Plataformas como o MyChart permitem que pacientes se comuniquem diretamente com seus médicos, relatando sintomas, fazendo perguntas e buscando orientações. Para muitos, essa ferramenta se tornou um canal essencial, especialmente durante a pandemia, quando o atendimento presencial estava limitado. Porém, em 2023, o MyChart introduziu o recurso “In Basket Art”, baseado no GPT-4, capaz de criar respostas automáticas para as mensagens dos pacientes.
A ferramenta analisa o histórico do paciente, incluindo informações do prontuário eletrônico, para redigir um rascunho que o médico pode editar ou aprovar. Segundo o New York Times, o uso desse recurso foi impulsionado pela necessidade de reduzir a sobrecarga de mensagens, que já estava levando profissionais ao esgotamento.
Mas a grande maioria dos pacientes não sabe que as respostas que recebem foram geradas com a ajuda de IA. Isso levanta uma questão: os pacientes não esperam estar falando com um “robô”, e sim com o próprio médico.
O Risco de Respostas Imprecisas
Os defensores do uso da IA apontam que a ferramenta economiza tempo e ajuda a reduzir o cansaço mental dos médicos. Estudos iniciais mostraram que o uso do “In Basket Art” reduziu os sentimentos de esgotamento e a carga cognitiva dos médicos, embora não necessariamente o tempo gasto. Entretanto, críticos apontam que essa tecnologia ainda não é totalmente confiável e pode gerar respostas incorretas, o que traz um risco considerável quando se trata de saúde.
Pesquisadores ainda alertam que a tecnologia pode comprometer a confiança dos pacientes, já que eles esperam que o médico considere seu histórico e contexto. Saber que uma IA gerou a resposta pode fazer com que se sintam traídos.

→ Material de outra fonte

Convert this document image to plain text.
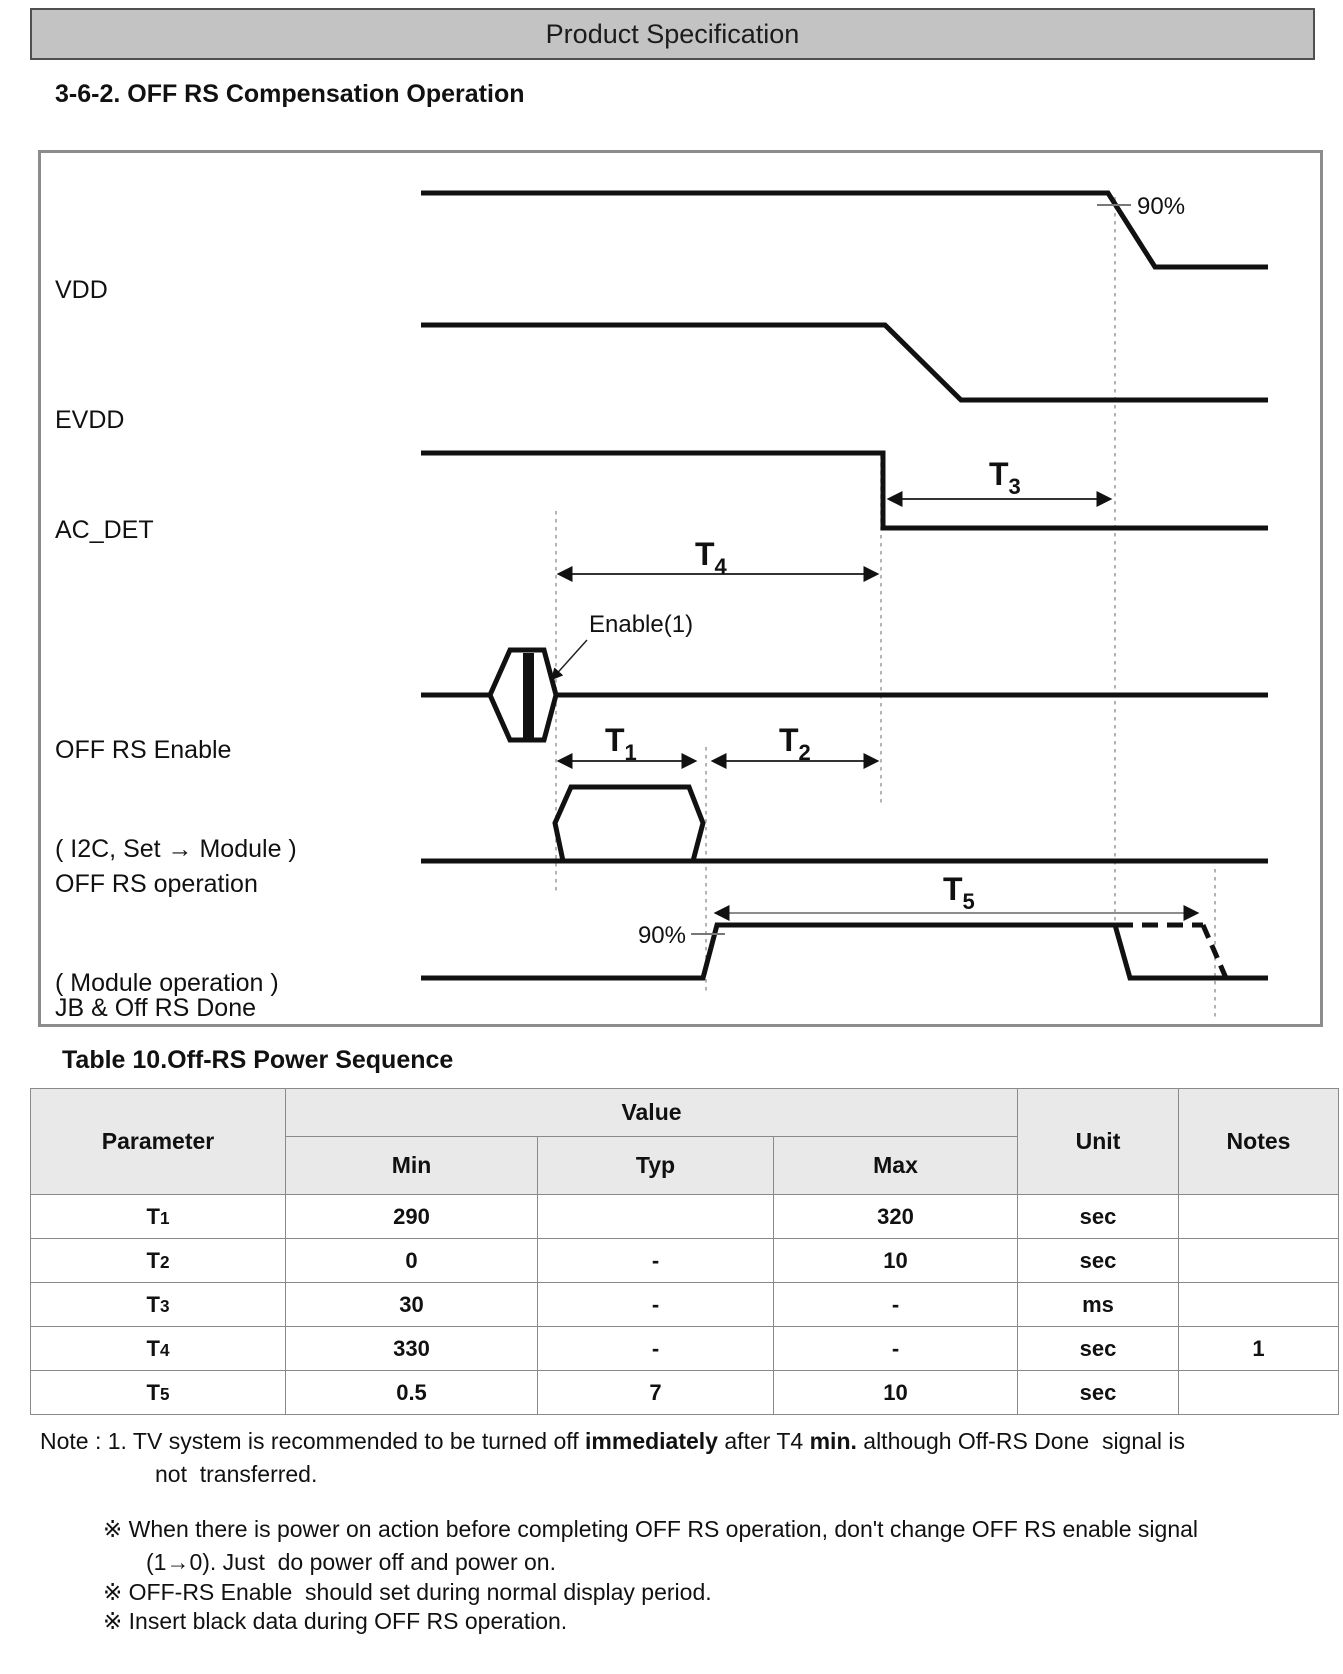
Product Specification
3-6-2. OFF RS Compensation Operation
90%
90%
$T_4$
$T_3$
$T_1$	$T_2$
$T_5$
Enable(1)

VDD

EVDD

AC_DET

OFF RS Enable

( I2C, Set → Module )

OFF RS operation

( Module operation )

JB & Off RS Done

Table 10.Off-RS Power Sequence
Parameter	Value			Unit	Notes
	Min	Typ	Max		
T1	290		320	sec	
T2	0	-	10	sec	
T3	30	-	-	ms	
T4	330	-	-	sec	1
T5	0.5	7	10	sec	
Note : 1. TV system is recommended to be turned off immediately after T4 min. although Off-RS Done  signal is
not  transferred.
※ When there is power on action before completing OFF RS operation, don't change OFF RS enable signal
(1→0). Just  do power off and power on.
※ OFF-RS Enable  should set during normal display period.
※ Insert black data during OFF RS operation.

Uma das principais discussões é sobre a transparência no uso da IA. Alguns sistemas de saúde, como a U.C. San Diego Health, informam os pacientes com uma nota no final de cada mensagem, explicando que ela foi gerada automaticamente e revisada pelo médico.
Outros, como Stanford Health Care e U.W. Health, optaram por não notificar os pacientes, com o argumento de que essa informação poderia reduzir a confiança no conteúdo, mesmo que a mensagem seja cuidadosamente revisada pelo profissional.
A opinião dos próprios médicos divergem sobre a prática, alguns dizem que há o receio de que a transparência sobre o uso de IA leve os médicos a relaxarem na revisão das respostas, sabendo que os pacientes estão cientes da origem automatizada. Por outro lado, outros acreditam que não há problema em ser transparente e que os pacientes geralmente aceitam bem a nova tecnologia.
A Medical Defence Union vai contra a prática
No Reino Unido, a Medical Defence Union (MDU), uma entidade de defesa médica, alertou seus membros sobre os riscos de usar IA para redigir respostas a reclamações de pacientes. Segundo a organização, embora seja compreensível que médicos sobrecarregados busquem ajuda na IA, essa prática pode resultar em respostas imprecisas ou pouco sinceras, além de levantar questões sobre a privacidade dos dados.
A MDU destacou que a IA não substitui o toque humano, especialmente em situações que exigem empatia e reflexão.Alguns riscos citados pela MDU incluem a possibilidade de respostas imprecisas, termos inadequados para o contexto local, e desculpas genéricas que não atendem às expectativas dos pacientes.
A organização alerta que a IA pode ser um ponto de partida, mas que as respostas devem sempre ser cuidadosamente personalizadas pelo profissional para garantir que o paciente se sinta respeitado e bem atendido.
Tendência Global?
A adoção de IA no atendimento ao paciente nos Estados Unidos pode influenciar sistemas de saúde em outros países, especialmente em um cenário onde a tecnologia é cada vez mais integrada às rotinas de trabalho. No entanto, a falta de regulamentação sobre o uso de IA para fins clínicos e de comunicação com pacientes é uma preocupação crescente.
Enquanto alguns sistemas de saúde utilizam a IA apenas para tarefas administrativas, a utilização para dar respostas clínicas exige mais atenção. Sem uma regulamentação específica, cada instituição tem liberdade para definir como e quando usar essas tecnologias (e se os pacientes devem ser informados). No mais, a transparência e a ética devem ser a base dessa relação para que a inovação tecnológica seja um benefício, e não um obstáculo.